Speaking of writing groups — all of those fellow writing group members (current and former) are friends now, and all of them are just as serious as I am about their writing careers, so we look out for each other. Thanks to them, I hear about market opportunities that never get posted at Ralan or Duotrope. I’ve gotten exposure to the editing process and slushpile reading (painful and hilarious, but illuminating), which could help me land future jobs as an editor or writing instructor. I’ve been getting requests to participate in invitation-only anthologies. I’ve been on the radio twice with my writing group (and will be going on by myself in a future HotW, closer to my book’s launch). This extends beyond New York, actually — I’m never alone when I go to a con these days. I’ve always got folks to hang out and room with. Sometimes they even get me into the hush-hush private parties, where I get to schmooze with the big kids.
And all that was before the book deal. Since then, the web of opportunities has become even thicker. Lately I’ve been dipping a toe into other genreish waters besides SF/F; it’s easy in New York, where all you have to do is find out where the romance writers hang out, and go talk to them. These days hardly a week goes by when I don’t have some writerly event to attend, and in the warmer times of year there’s usually three or four events per week, since the city also sponsors tons of free performances and festivals. Frankly I’ve had to cut back lately; I’ve still got Book 3 to finish, after all. Can’t put the cart before the horse. But once that’s done and I pull out the promotional stops… well, let’s just say I expect to be very, very busy come February.

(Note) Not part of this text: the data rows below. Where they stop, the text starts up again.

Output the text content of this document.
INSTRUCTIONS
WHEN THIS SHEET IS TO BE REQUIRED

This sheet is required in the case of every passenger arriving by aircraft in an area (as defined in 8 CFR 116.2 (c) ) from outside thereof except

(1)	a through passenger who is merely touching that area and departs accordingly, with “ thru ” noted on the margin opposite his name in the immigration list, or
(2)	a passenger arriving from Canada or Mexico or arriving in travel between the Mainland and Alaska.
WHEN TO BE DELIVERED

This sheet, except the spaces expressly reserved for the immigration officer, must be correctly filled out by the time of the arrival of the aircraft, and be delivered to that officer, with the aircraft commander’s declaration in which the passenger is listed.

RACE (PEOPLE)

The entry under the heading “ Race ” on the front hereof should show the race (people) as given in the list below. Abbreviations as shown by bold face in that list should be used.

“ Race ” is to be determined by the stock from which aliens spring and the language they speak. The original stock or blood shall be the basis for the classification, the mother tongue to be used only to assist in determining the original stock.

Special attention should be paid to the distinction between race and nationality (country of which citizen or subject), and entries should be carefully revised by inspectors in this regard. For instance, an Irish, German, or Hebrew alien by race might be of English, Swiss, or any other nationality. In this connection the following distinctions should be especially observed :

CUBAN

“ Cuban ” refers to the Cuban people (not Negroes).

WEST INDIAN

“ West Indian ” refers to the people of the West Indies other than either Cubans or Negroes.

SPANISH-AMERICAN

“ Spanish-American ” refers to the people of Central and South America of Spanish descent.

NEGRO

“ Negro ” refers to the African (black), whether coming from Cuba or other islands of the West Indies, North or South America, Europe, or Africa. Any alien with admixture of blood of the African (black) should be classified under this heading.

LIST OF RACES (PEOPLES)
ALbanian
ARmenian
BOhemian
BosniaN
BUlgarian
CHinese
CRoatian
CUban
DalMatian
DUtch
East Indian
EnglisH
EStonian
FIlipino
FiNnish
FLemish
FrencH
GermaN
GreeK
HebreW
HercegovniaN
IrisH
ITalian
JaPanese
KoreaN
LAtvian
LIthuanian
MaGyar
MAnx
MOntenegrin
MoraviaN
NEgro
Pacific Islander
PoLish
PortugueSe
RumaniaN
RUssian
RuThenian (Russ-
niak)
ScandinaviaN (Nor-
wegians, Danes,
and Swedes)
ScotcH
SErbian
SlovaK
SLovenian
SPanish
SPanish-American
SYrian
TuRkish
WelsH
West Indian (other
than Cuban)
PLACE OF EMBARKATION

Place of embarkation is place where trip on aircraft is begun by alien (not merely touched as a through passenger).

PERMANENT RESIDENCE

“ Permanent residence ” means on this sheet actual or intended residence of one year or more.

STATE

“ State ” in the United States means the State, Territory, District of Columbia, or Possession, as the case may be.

Am I saying these opportunities don’t exist elsewhere? Of course not. I’ve lived in New Orleans, Boston, the Washington DC area, and lots of other places; all of them have some kind of Writer Scene, though the ones I’ve experienced pale in comparison to New York’s. And am I saying that being so involved in this scene is going to make me an instant bestseller? Ha, I wish it was that easy. All the schmoozing in the world won’t save me from Midlist Hell if nobody likes my book. And the scene is a double-edged thing: piss off the wrong people and the opportunities dry up, and you might get bad reviews to boot.

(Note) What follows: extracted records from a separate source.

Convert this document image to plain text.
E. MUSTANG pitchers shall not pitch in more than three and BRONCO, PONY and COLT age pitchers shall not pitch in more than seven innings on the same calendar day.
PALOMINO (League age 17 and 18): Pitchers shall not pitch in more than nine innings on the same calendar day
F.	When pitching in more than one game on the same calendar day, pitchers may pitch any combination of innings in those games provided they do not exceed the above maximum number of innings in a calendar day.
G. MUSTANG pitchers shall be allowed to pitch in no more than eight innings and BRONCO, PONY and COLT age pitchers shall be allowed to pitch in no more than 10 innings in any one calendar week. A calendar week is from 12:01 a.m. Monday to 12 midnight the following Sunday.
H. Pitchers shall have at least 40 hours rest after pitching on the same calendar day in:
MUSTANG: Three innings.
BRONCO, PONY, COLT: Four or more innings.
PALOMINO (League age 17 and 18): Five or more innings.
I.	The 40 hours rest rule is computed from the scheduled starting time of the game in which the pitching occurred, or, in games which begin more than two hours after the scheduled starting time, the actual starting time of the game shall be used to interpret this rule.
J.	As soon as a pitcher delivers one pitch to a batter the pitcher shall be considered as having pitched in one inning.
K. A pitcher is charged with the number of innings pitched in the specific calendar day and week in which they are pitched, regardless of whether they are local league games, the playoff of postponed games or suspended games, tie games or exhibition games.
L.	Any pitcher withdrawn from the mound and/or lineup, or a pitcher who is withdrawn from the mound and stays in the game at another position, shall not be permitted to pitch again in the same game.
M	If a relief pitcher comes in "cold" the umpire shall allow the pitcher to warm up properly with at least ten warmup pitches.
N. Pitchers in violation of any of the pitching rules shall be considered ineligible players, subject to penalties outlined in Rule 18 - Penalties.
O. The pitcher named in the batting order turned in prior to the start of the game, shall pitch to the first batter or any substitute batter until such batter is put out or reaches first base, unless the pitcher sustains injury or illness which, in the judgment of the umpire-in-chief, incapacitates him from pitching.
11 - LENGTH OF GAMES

But right now, for me, as a debut writer trying to make a name for herself, being in New York makes that a hell of a lot easier.

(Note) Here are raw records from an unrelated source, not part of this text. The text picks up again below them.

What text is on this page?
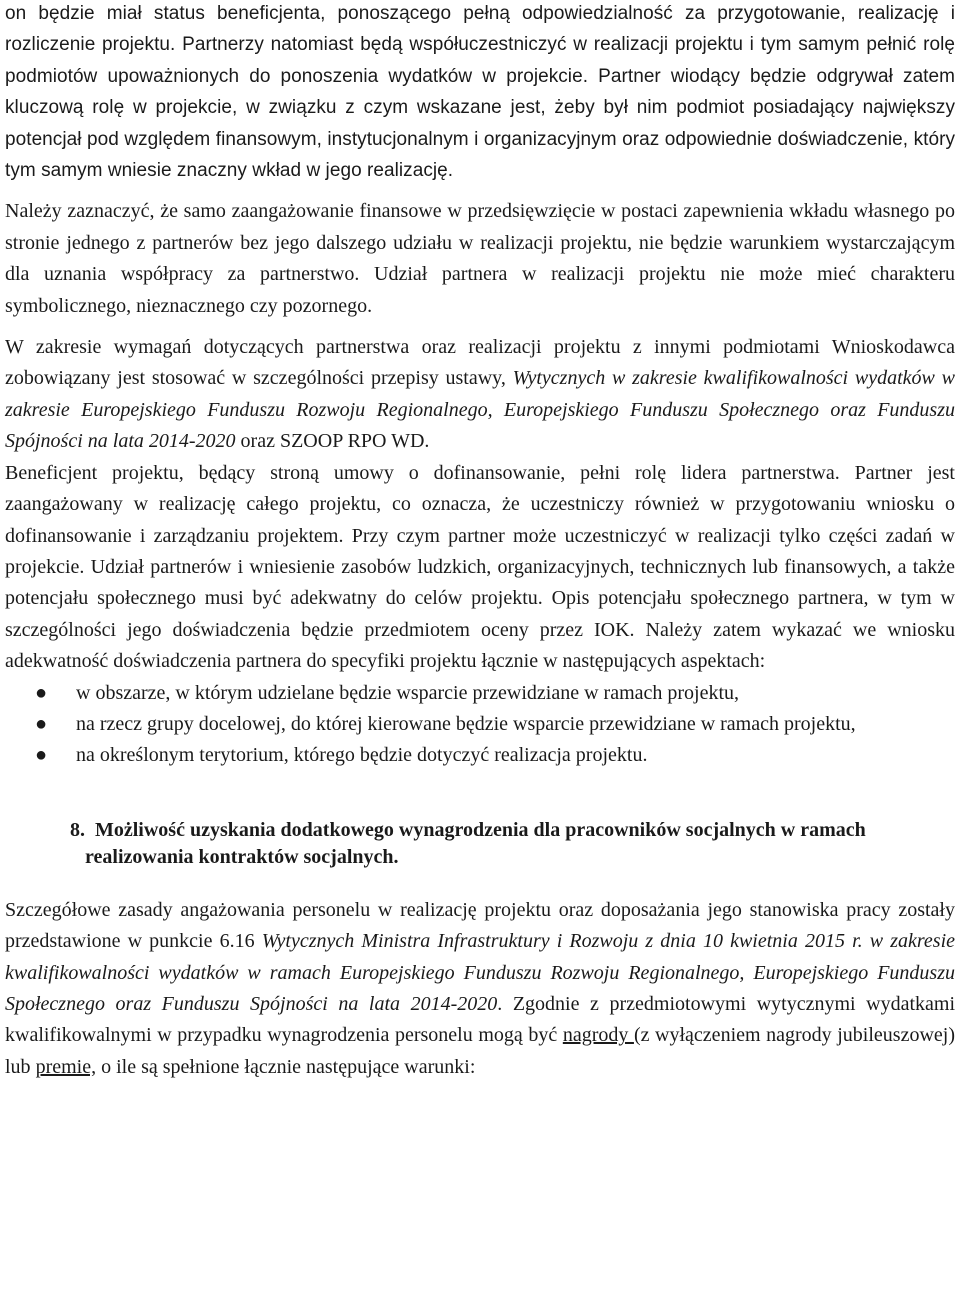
on będzie miał status beneficjenta, ponoszącego pełną odpowiedzialność za przygotowanie, realizację i rozliczenie projektu. Partnerzy natomiast będą współuczestniczyć w realizacji projektu i tym samym pełnić rolę podmiotów upoważnionych do ponoszenia wydatków w projekcie. Partner wiodący będzie odgrywał zatem kluczową rolę w projekcie, w związku z czym wskazane jest, żeby był nim podmiot posiadający największy potencjał pod względem finansowym, instytucjonalnym i organizacyjnym oraz odpowiednie doświadczenie, który tym samym wniesie znaczny wkład w jego realizację.

Należy zaznaczyć, że samo zaangażowanie finansowe w przedsięwzięcie w postaci zapewnienia wkładu własnego po stronie jednego z partnerów bez jego dalszego udziału w realizacji projektu, nie będzie warunkiem wystarczającym dla uznania współpracy za partnerstwo. Udział partnera w realizacji projektu nie może mieć charakteru symbolicznego, nieznacznego czy pozornego.

W zakresie wymagań dotyczących partnerstwa oraz realizacji projektu z innymi podmiotami Wnioskodawca zobowiązany jest stosować w szczególności przepisy ustawy, Wytycznych w zakresie kwalifikowalności wydatków w zakresie Europejskiego Funduszu Rozwoju Regionalnego, Europejskiego Funduszu Społecznego oraz Funduszu Spójności na lata 2014-2020 oraz SZOOP RPO WD.

Beneficjent projektu, będący stroną umowy o dofinansowanie, pełni rolę lidera partnerstwa. Partner jest zaangażowany w realizację całego projektu, co oznacza, że uczestniczy również w przygotowaniu wniosku o dofinansowanie i zarządzaniu projektem. Przy czym partner może uczestniczyć w realizacji tylko części zadań w projekcie. Udział partnerów i wniesienie zasobów ludzkich, organizacyjnych, technicznych lub finansowych, a także potencjału społecznego musi być adekwatny do celów projektu. Opis potencjału społecznego partnera, w tym w szczególności jego doświadczenia będzie przedmiotem oceny przez IOK. Należy zatem wykazać we wniosku adekwatność doświadczenia partnera do specyfiki projektu łącznie w następujących aspektach:

● w obszarze, w którym udzielane będzie wsparcie przewidziane w ramach projektu,
● na rzecz grupy docelowej, do której kierowane będzie wsparcie przewidziane w ramach projektu,
● na określonym terytorium, którego będzie dotyczyć realizacja projektu.
8. Możliwość uzyskania dodatkowego wynagrodzenia dla pracowników socjalnych w ramach realizowania kontraktów socjalnych.

Szczegółowe zasady angażowania personelu w realizację projektu oraz doposażania jego stanowiska pracy zostały przedstawione w punkcie 6.16 Wytycznych Ministra Infrastruktury i Rozwoju z dnia 10 kwietnia 2015 r. w zakresie kwalifikowalności wydatków w ramach Europejskiego Funduszu Rozwoju Regionalnego, Europejskiego Funduszu Społecznego oraz Funduszu Spójności na lata 2014-2020. Zgodnie z przedmiotowymi wytycznymi wydatkami kwalifikowalnymi w przypadku wynagrodzenia personelu mogą być nagrody (z wyłączeniem nagrody jubileuszowej) lub premie, o ile są spełnione łącznie następujące warunki:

And there’s one more thing about New York. As a writer, I write what I know — so as a fantasy writer, I need magic in my life. I need frequent encounters with the numinous, the strange, the disturbingly-wrong and beautifully right. I need different perspectives. And yes, while I could get all that in a lot of places — what could be stranger than a suburban strip mall? — there’s a certain unique quality of strangeness that I get from living in New York that, somehow, really stimulates my creativity. I think that quality is present in many cities, given the number of them that find their way into modern fantasy. There’s just something about cities. There’s some quintessential, critical-mass agglomeration of ideas and emotion and natural energy in any city that tickles the creative bone of most writers. But I don’t think it’s an accident that so many writers have picked this city as their muse. It’s not just the dubious cachet of being a writer in New York — that’s a cliche these days, not cool. It’s something else — something that makes the ridiculous housing prices and the filth and the madness worth it. I don’t know what the hell it is, but I’m along for the ride.
(At least until I’m broke.)
* Where I lived for 2 years once, quite well, on a $20,000/year salary. Didn’t have much of a social life, but at least I had a nice apartment to sit around bored in.
** Not that I’m interested in a house. I hate mowing lawns, and can you imagine cleaning that much space? But it’s the principle of the thing.